On Hill's death in 1991, Peter Armitage wrote, "to anyone involved in medical statistics, epidemiology or public health, Bradford Hill was quite simply the world's leading medical statistician."
In 1950–52, Hill was president of the Royal Statistical Society.[5] He was awarded its Guy Medal in Gold in 1953,[6] and the Harben Gold Medal of the Institute of PublicHealth and Hygiene. The Society awards a medal in the field of medical statistics in Hill's name.[7]

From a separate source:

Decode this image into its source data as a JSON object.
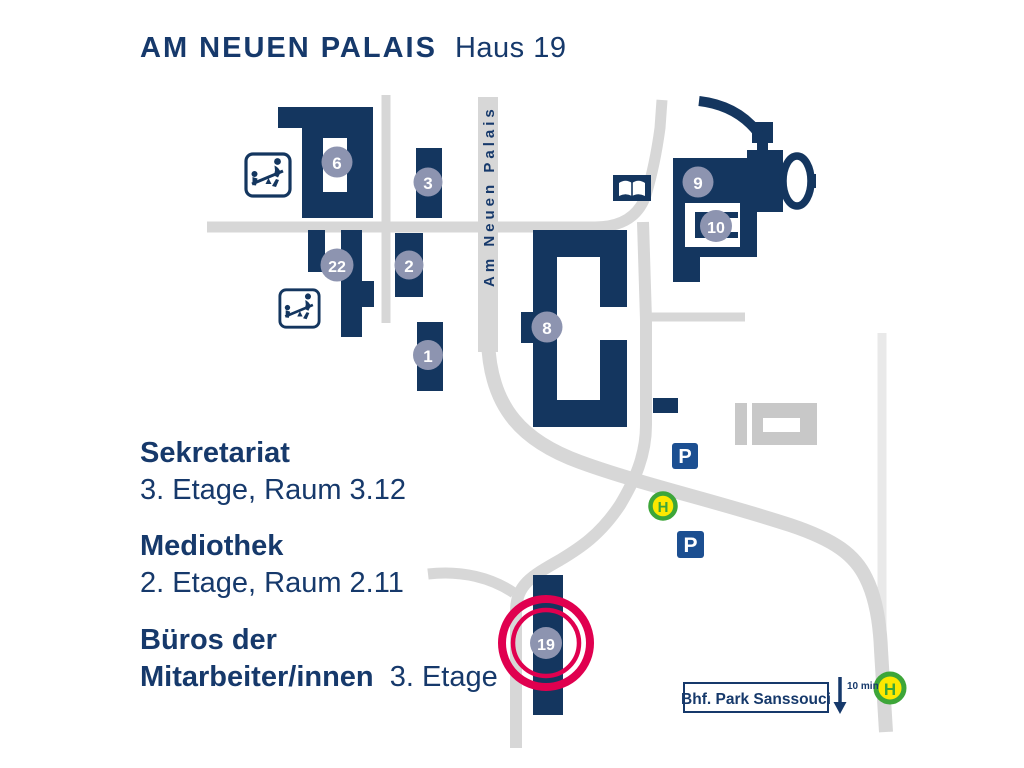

Hill was made a Fellow of the Royal Society (FRS) in 1954. Fisher was one of the proposers. The certificate of election read:
Has, by the application of statistical methods, made valuable contributions to our knowledge of the incidence and aetiology of industrial diseases, of the effects of internal migration upon mortality rates, and of the natural and experimental epidemiology of various infections, for example of the risks of an attack of poliomyelitis following inoculation procedures and of the risk of congenital abnormalities being precipitated by maternal rubella in the pregnant woman. Since the war he has demonstrated in an exact and controlled field survey the association between cigarette smoking and the incidence of cancer of the lung, and has been the leader in the development in medicine of the precise experimental methods now used nationally and internationally in the evaluation of new therapeutic and prophylactic agents.
He was appointed a Commander of the Order of the British Empire (CBE) in the 1951 Birthday Honours and knighted in the 1961 Birthday Honours.